Он загасил свечу пальцами, посмотрел на часы, лежавшие рядом с медным подсвечником. Без пяти три. Во Франции он часто засыпал, сжимая в руке огарок свечи. Незажженный — зажигать свечу в окопе было бы безумием — огарок служил символом света. И теперь, вернувшись домой, он по-прежнему держал свечу рядом с кроватью как талисман.
«Я в Лондоне, а не на фронте, и никакой земли у меня над головой нет…»
Он снова и снова повторял одно и то же, взывая к своему здравому смыслу.
Его окружают знакомые, привычные вещи: резной шкаф у двери в гостиную, зеркало — глядя в него, он по утрам завязывает галстук, кресло, в котором сиживал еще его отец, высокие столбики кровати — в ней он спит с детства, шторы винно-красного цвета — их ему помогала вешать сестра. Все такое родное и привычное! Мебель и вещи сохранились с довоенного времени, как и его квартира. Здесь он словно в крепости, которая защищает его от военного ада. Его квартира как будто обещала, что когда-нибудь он снова станет прежним.
«Я слишком много работаю», — подумал Ратлидж, прошел к окну между кроватью и высоким комодом, остановился у стола и раздвинул шторы. Над Лондоном нависли грозовые тучи — серые, нагоняющие тоску. Он отвернулся, и шторы снова сомкнулись. «Франс права, мне нужно отдохнуть. Я отдохну, и все прекратится».

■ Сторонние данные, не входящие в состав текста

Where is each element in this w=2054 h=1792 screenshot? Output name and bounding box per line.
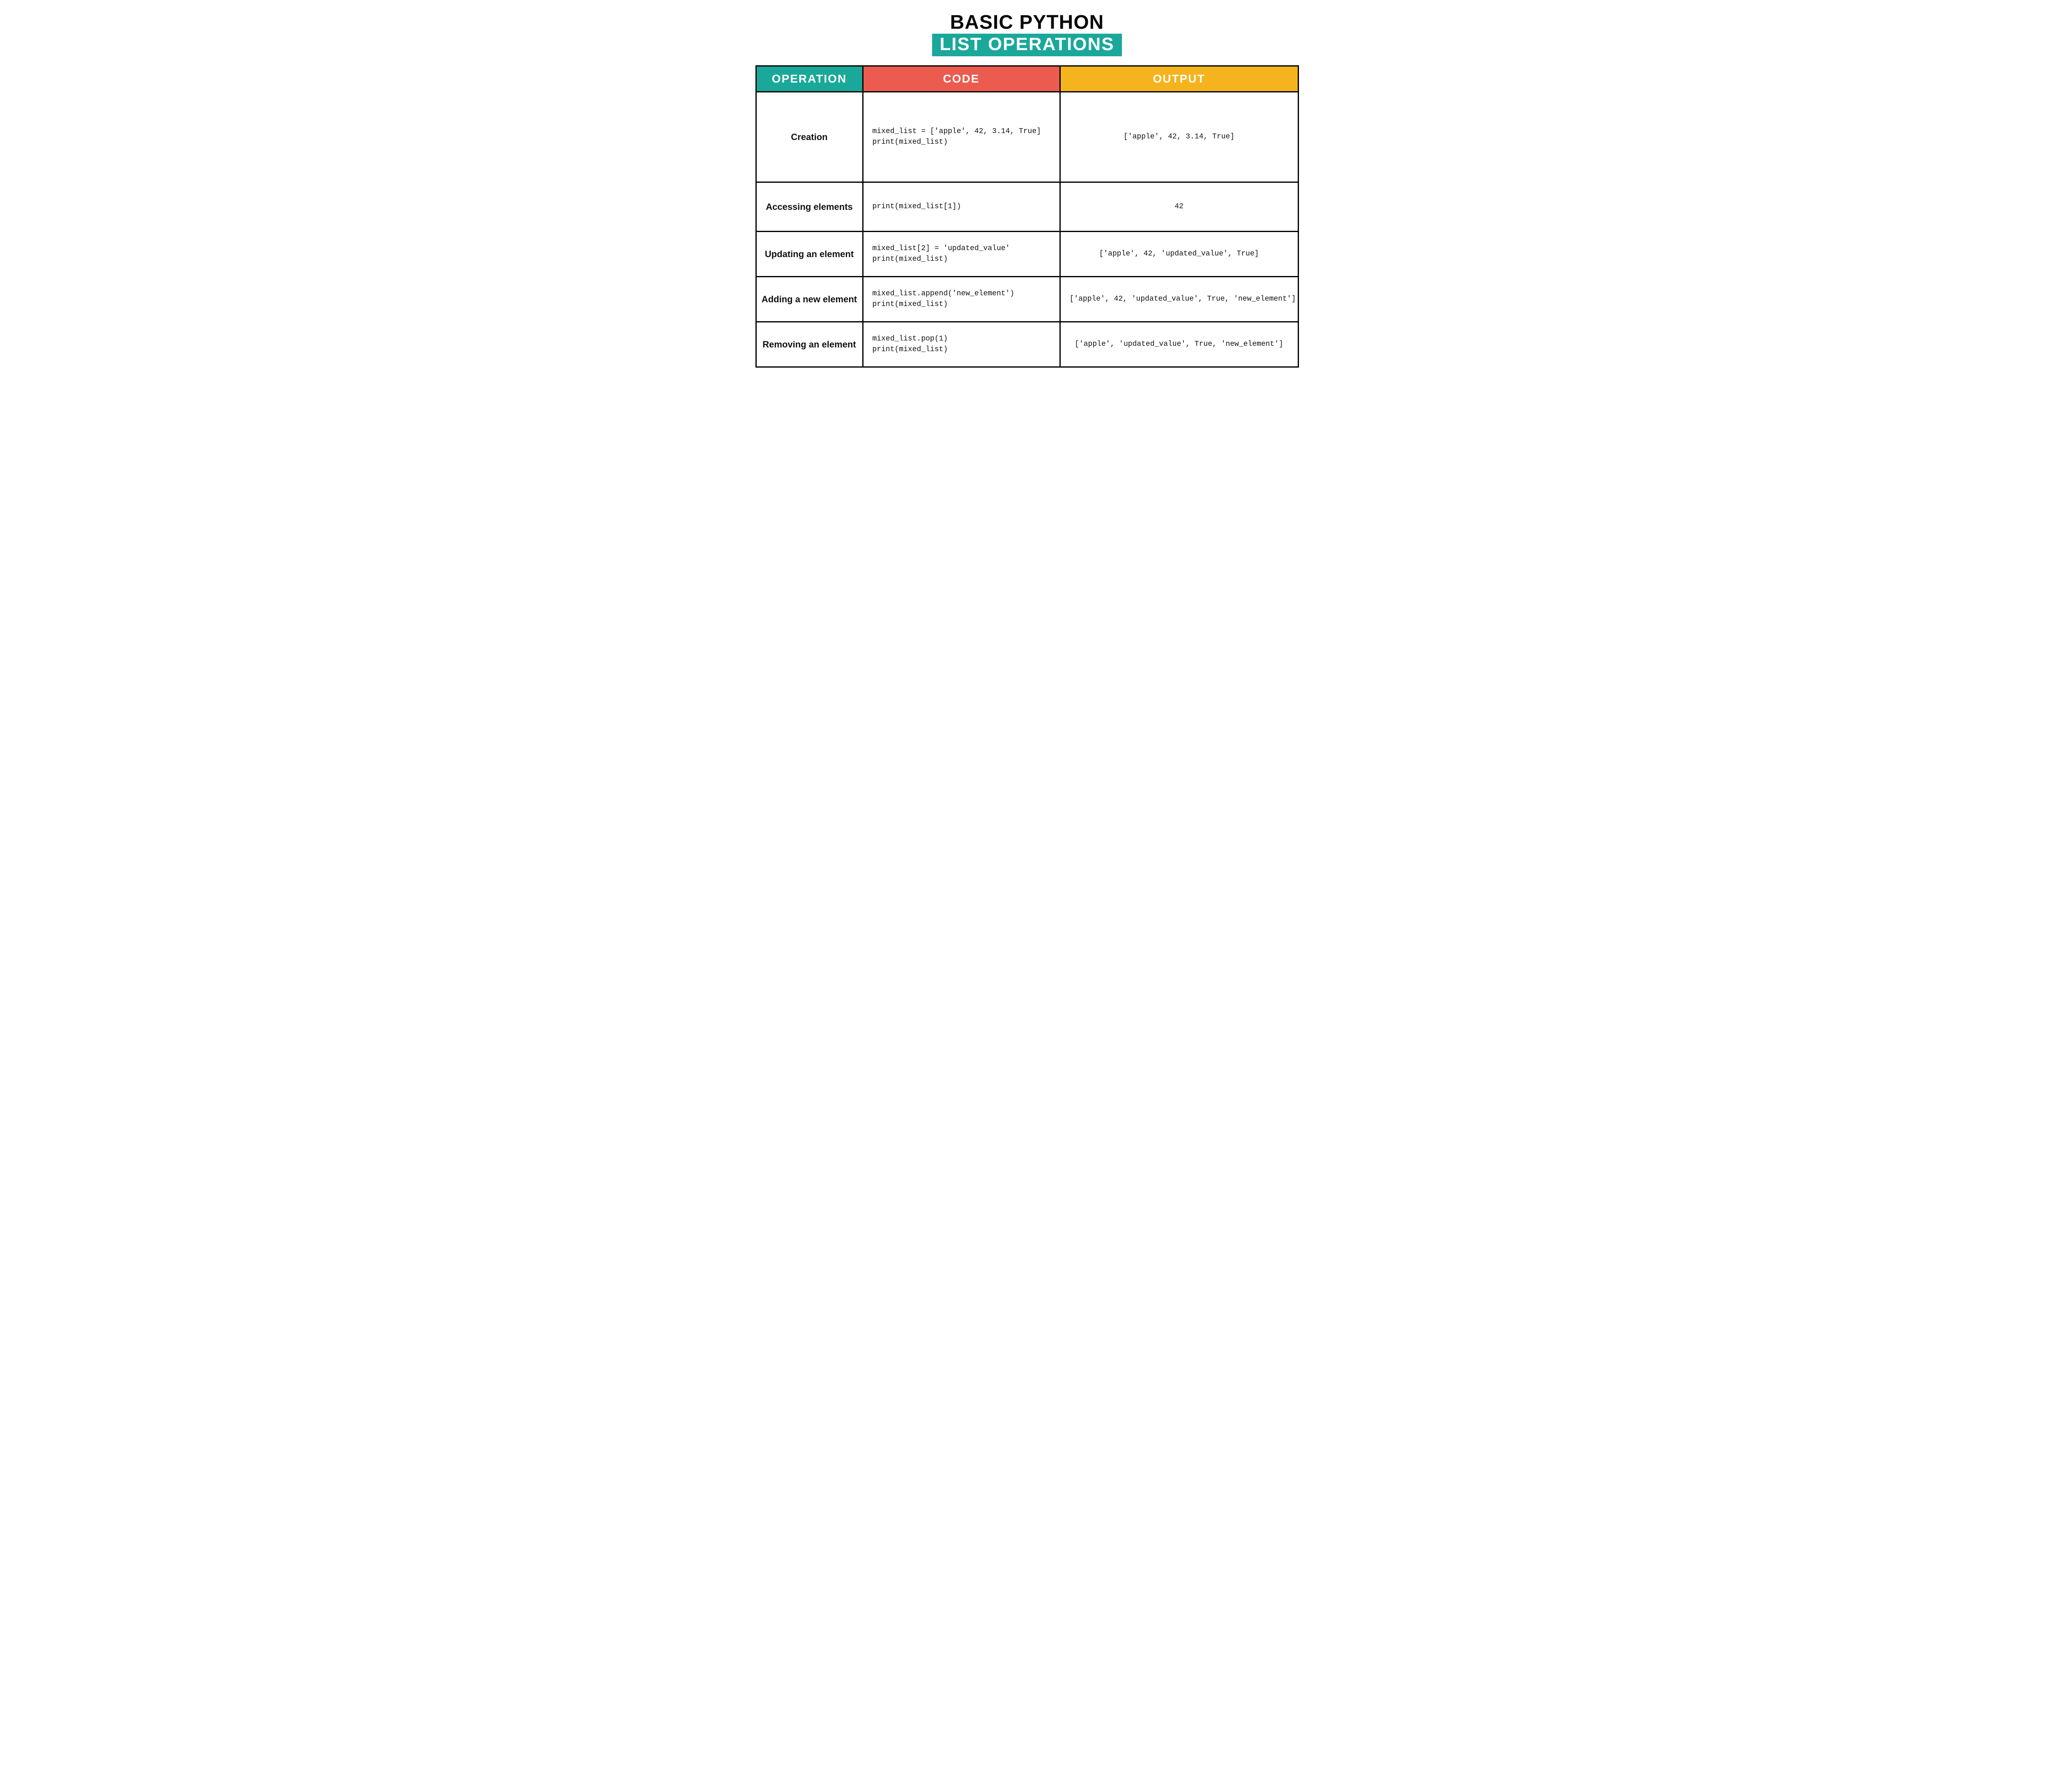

Его сестра Франс выразилась вполне недвусмысленно: «Иен, вид у тебя ужасный! Ты устал, исхудал и по-прежнему совсем не похож на себя. Попроси у своего старикашки Боулса, чтобы дал тебе отпуск. С самого первого дня, как ты вернулся в Скотленд-Ярд, ты работаешь за десятерых, а ведь врачи ясно сказали…»
Да, врачи много чего ему говорили. Но работа помогала ему забыться… пусть и не всегда.